The first part of the code is to create the collection of polygons that will make up the symbol. These are then used again and again. The collection is kept as a list with the four elements square, circle, diamond and triangle.

Each of these is in turn a list with ncol(affected) element, and each of those in turn a list of x and y coordinates. There are 3 cases: the affected matrix has only one column, partitioning a circle for multiple columns, and partitioning the other cases for multiple columns.

Circfun

The circle function is quite simple. The number of segments is arbitrary, 50 seems to be enough to make the eye happy. We draw the ray from 0 to the edge, then a portion of the arc. The polygon function will connect back to the center.

Polyfun

Now for the interesting one — dividing a polygon into ``pie slices’’. In computing this we can’t use the usual \(y= a + bx\) formula for a line, because it doesn’t work for vertical ones (like the sides of the square). Instead we use the alternate formulation in terms of a dummy variable \(z\). \[\begin{eqnarray*} x &=& a + bz \\ y &=& c + dz \\ \end{eqnarray*}\] Furthermore, we choose the constants \(a\), \(b\), \(c\), and \(d\) so that the side of our polygon correspond to \(0 \le z \le 1\).

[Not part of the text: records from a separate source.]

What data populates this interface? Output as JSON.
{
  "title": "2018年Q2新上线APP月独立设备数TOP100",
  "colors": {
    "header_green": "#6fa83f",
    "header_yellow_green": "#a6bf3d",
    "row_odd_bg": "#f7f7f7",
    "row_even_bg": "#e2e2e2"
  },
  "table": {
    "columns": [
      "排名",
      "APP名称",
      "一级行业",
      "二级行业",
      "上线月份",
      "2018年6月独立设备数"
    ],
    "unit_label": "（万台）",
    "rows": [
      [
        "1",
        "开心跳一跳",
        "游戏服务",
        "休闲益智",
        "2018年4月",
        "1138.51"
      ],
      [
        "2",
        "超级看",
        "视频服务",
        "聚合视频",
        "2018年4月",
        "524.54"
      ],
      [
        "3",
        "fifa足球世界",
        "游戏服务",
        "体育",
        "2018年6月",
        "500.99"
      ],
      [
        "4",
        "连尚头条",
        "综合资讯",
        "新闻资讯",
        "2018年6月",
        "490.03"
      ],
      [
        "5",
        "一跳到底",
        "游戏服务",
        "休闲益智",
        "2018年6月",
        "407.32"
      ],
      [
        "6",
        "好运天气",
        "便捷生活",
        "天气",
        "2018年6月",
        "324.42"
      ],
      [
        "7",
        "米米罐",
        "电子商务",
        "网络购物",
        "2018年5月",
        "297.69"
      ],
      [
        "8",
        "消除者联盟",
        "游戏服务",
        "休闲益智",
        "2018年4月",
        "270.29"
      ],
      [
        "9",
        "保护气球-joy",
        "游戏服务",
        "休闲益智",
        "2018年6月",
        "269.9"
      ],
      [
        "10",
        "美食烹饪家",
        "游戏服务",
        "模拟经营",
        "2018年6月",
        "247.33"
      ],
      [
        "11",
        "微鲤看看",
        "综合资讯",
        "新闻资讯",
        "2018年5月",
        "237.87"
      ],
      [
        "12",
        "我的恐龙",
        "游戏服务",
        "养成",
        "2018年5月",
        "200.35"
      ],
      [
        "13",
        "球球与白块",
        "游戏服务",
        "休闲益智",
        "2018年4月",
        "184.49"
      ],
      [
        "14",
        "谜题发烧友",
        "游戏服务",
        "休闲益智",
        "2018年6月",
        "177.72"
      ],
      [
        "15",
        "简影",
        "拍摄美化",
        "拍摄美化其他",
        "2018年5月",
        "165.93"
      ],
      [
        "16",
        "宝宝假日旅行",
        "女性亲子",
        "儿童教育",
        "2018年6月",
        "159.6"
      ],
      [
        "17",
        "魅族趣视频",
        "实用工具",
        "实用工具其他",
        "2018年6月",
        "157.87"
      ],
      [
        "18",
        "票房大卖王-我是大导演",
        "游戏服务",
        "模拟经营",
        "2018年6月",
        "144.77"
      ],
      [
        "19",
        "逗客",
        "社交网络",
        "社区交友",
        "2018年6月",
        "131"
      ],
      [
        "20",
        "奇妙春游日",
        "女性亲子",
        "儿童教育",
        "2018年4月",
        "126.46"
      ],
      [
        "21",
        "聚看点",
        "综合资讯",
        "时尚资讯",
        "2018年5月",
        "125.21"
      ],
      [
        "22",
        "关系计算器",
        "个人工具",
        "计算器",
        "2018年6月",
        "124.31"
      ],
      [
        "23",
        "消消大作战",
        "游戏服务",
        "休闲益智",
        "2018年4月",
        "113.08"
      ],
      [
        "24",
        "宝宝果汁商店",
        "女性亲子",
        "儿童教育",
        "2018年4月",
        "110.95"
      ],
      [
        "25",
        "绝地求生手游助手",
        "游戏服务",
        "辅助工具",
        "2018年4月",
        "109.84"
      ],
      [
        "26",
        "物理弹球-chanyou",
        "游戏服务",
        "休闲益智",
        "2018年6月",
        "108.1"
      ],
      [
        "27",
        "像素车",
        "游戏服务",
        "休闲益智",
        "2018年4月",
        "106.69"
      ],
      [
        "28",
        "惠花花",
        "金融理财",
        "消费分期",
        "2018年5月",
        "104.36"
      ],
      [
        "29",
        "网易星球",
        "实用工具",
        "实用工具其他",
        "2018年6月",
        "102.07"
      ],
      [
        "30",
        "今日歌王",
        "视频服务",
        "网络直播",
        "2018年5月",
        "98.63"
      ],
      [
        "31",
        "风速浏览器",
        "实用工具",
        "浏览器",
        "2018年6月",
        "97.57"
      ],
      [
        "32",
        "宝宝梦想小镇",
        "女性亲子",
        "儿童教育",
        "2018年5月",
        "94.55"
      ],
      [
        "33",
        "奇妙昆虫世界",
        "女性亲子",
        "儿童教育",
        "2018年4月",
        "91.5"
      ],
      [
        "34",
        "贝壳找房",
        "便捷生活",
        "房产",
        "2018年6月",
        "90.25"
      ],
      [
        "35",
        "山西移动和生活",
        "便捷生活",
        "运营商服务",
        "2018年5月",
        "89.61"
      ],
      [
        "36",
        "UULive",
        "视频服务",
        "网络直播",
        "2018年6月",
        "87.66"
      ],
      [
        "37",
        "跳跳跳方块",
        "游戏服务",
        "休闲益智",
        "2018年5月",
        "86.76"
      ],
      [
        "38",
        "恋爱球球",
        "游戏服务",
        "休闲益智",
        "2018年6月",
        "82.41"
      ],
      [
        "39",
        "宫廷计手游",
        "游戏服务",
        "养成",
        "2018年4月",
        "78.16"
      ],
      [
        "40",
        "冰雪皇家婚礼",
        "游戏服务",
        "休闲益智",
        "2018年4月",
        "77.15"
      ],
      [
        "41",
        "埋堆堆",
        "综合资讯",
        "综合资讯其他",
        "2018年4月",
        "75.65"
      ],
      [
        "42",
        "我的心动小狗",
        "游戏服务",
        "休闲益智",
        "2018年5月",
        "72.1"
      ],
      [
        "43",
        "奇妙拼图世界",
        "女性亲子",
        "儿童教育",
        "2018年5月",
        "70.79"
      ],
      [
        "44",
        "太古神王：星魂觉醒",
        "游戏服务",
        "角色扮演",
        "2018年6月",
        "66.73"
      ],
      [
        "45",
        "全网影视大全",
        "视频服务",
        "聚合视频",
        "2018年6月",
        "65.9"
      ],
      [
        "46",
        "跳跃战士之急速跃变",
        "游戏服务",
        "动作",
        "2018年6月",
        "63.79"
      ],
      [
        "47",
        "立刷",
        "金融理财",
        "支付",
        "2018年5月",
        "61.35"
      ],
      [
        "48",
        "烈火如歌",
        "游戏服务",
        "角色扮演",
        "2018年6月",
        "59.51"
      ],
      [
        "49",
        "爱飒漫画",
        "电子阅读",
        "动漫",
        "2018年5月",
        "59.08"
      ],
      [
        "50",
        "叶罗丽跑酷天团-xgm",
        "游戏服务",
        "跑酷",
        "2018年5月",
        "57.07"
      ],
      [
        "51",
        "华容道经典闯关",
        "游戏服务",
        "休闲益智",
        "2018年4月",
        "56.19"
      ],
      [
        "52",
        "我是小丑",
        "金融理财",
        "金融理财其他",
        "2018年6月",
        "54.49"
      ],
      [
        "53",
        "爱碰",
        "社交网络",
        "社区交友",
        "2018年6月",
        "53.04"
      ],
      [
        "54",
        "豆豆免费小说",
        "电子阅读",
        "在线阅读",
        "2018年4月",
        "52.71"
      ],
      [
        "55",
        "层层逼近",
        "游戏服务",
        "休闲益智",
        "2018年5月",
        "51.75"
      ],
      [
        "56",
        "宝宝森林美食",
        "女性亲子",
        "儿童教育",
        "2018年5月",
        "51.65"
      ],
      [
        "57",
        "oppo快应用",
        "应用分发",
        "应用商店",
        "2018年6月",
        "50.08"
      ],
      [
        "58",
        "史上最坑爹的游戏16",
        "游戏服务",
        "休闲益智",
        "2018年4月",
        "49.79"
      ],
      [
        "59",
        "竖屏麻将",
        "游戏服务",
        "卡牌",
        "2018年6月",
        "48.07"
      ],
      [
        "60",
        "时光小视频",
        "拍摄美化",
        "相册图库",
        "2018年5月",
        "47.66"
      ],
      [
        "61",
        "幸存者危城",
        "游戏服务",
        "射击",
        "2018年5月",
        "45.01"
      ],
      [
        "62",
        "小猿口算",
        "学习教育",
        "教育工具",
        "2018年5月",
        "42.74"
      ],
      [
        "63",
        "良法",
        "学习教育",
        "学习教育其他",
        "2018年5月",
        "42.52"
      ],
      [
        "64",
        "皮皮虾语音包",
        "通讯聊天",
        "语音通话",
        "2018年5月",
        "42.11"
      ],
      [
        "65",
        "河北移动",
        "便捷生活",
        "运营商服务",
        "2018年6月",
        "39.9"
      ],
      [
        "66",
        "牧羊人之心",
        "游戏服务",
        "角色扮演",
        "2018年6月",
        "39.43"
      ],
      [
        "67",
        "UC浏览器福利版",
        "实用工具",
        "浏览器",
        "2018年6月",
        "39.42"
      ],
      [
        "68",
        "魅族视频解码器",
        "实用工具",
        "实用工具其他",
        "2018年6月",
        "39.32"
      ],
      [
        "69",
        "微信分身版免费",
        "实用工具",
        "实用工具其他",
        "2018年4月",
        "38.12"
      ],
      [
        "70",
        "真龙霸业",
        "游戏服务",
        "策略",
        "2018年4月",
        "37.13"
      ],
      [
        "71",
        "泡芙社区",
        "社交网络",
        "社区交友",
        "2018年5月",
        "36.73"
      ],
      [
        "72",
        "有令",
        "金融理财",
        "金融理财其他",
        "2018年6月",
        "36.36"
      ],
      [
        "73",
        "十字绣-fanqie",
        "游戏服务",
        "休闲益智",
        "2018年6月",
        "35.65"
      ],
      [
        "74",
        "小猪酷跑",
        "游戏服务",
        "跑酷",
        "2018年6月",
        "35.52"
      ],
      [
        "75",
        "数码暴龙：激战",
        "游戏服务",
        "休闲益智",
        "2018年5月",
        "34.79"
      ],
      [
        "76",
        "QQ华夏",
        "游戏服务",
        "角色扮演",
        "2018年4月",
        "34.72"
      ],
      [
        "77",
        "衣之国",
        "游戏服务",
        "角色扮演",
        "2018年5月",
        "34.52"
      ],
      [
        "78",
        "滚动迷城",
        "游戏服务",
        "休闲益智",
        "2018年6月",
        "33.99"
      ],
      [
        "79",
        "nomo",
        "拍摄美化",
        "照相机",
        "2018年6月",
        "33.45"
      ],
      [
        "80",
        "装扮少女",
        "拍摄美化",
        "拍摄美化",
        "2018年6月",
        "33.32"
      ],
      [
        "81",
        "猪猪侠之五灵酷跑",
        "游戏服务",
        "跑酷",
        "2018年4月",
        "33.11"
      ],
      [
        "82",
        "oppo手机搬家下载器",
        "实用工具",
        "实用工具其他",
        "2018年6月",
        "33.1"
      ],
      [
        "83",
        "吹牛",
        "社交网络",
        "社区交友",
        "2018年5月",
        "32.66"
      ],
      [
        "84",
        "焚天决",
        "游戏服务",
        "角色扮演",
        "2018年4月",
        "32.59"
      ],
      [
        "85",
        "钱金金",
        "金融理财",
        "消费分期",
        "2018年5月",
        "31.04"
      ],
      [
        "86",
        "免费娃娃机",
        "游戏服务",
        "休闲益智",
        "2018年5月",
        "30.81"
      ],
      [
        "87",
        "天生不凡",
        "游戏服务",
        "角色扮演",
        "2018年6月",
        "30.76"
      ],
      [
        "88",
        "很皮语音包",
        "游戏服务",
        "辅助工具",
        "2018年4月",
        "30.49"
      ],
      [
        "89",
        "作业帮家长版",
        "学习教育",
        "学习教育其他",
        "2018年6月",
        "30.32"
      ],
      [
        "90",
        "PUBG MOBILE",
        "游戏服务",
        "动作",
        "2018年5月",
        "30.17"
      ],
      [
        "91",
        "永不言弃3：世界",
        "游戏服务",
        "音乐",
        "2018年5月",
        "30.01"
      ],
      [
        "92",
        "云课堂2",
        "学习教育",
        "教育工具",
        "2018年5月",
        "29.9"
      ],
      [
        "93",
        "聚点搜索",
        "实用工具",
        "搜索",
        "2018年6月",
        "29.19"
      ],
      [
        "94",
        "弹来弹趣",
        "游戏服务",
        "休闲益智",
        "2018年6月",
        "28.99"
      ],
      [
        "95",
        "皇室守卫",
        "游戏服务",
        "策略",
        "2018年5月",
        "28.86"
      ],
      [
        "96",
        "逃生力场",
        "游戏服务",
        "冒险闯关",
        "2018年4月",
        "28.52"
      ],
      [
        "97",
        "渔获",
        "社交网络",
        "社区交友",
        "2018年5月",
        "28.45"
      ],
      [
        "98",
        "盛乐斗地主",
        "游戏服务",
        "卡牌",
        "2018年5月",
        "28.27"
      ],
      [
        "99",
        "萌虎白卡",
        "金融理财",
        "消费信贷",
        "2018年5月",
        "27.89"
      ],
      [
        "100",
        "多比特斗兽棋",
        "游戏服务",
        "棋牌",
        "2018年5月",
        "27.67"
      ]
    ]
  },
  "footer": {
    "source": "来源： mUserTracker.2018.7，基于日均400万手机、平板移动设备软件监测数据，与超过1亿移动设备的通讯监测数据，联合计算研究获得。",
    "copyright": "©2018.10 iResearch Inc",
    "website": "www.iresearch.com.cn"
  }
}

The intersection of a particular ray at angle theta with a particular side will satisfy \[\begin{eqnarray} theta &=& y/x = \frac{a + bz}{c+dz} \nonumber \\ z &=& \frac{a\theta -c}{b - d\theta} \label{eq:z} \\ \end{eqnarray}\]

Equation \(\ref{eq:z}\) will lead to a division by zero if the ray from the origin does not intersect a side, e.g., a vertical divider will be parallel to the sides of a square symbol. The only solutions we want have \(0 \le z \le 1\) and are in the forward' part of the ray. This latter %' is true if the inner product \(x \cos(\theta) + y \sin(\theta) >0\). Exactly one of the polygon sides will satisfy both conditions.

Final output

Remind the user of subjects who did not get plotted; these are ususally subjects who are married in but without children. Unless the pedigree contains spousal information the routine does not know who is the spouse. Then restore the plot parameters. This would only not be done if someone wants to further annotate the plot. Last, we give a list of the plot positions for each subject. Someone who is plotted twice will have their first position listed.